Sometimes he wondered what it would be like if he fell into someone with whom he could be Paul, not Charley (or Daddy, or …), someone who was actually interested in what made him the Paul he was. Someone who wanted to hear his stories.
“ I spent a year hot-gluing feathers and sequins and beads onto hatbands when cowboys and western shit was the fad because of Dallas and Urban Cowboy.”
It had been an okay job. In New Jersey. But living arrangements got ugly and it was New Jersey and how long were cowboys going to last? He later heard that the boisterously flamboyant and out there — and, Paul suspected, delusional — owner, Flo, who’d called him their “third person” since he was their only employee and seemingly their only friend, and her husband, whose name he could never remember, had ridden the Western trend into bankruptcy and ended up living in their car in the parking lot of the Jersey strip mall where the hatbands were made.
He hadn’t needed to know that. He hadn’t wanted to know that.
And so, when he started to wonder what he’d missed by not being with someone with whom he could be Paul, with whom he could share Paul stories, he reminded himself that most of those stories ended like Flo and her husband, whatever his name had been: ignominiously.
He was, he thought, in the place he belonged. He wasn’t significant other material. Youthful obsessions with Susan Hayward movies and Jacqueline Susann novels and the eleven o’clock ballads in musicals had early on infected him on a cellular level with the belief he was meant to live a backstreet, heartbroken, tragic end sort of existence.
And he’d learned the hard way — he had no walls. When he’d gone into counseling after the man he’d been in love with, failed to make a life with, couldn’t let go of, had killed himself, his therapist had finally told him when he was again bemoaning someone’s behavior, “You do know, don’t you, that most people are not like you. Most people don’t feel and hear and bleed everyone else’s stuff. You have no walls. You have to learn to protect your heart. Save some empathy for yourself.”

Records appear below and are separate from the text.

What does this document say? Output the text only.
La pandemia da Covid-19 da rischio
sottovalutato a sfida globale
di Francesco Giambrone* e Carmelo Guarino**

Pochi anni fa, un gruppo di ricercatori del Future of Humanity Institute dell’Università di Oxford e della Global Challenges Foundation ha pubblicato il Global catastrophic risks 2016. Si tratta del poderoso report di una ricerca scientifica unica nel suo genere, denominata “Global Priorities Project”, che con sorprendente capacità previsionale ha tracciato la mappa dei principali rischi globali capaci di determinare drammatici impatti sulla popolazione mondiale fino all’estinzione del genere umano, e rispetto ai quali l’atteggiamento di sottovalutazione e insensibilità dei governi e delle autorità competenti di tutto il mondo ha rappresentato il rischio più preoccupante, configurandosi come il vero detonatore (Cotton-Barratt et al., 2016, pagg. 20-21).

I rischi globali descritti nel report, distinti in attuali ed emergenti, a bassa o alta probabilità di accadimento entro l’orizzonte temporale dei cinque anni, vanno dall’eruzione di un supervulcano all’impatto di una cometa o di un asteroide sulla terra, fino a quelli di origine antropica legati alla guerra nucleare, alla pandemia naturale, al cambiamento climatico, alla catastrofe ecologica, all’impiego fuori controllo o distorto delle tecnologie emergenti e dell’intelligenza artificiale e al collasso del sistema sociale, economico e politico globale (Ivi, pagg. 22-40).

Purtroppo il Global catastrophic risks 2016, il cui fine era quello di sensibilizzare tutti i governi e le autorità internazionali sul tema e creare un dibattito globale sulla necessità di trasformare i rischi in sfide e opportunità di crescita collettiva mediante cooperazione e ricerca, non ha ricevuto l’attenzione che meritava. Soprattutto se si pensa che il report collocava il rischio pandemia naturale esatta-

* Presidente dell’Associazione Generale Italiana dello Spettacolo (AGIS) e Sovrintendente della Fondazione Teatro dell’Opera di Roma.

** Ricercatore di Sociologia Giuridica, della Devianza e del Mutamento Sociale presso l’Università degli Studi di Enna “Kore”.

He hadn’t believed her. He’d wanted to. But he’d been so long told he wasn’t special. He couldn’t be. Not by then. And if he had been, well, there would be one less dead man and Paul would have been coupled up with him.
So, that week, in which he’d been un-friended by a twink with whom things had begun so well, and, too, was blocked by two long-term regulars, when he discovered there was, after all, a girlfriend, that week when his teeny-tiny, wee little inkling that he might, just might want to tell this one with whom he’d been hooking up for a year his real name, was dashed when this one said, “We can meet at my girlfriend’s parent’s house. I’m housesitting while they’re all on vacation,” and Paul knew, again, that it was not his turn, that he was, indeed going rather than not going, that life was no fucking cabaret, and so long dearie, and if only he hadn’t walked into Paul’s life, and well, he, Paul, was indeed an eleven o’clock ballad, and not made of the stuff of couple-dom or in-love-ability, but rather, he was then, and always would be, even in the stories he told himself, alone, third person.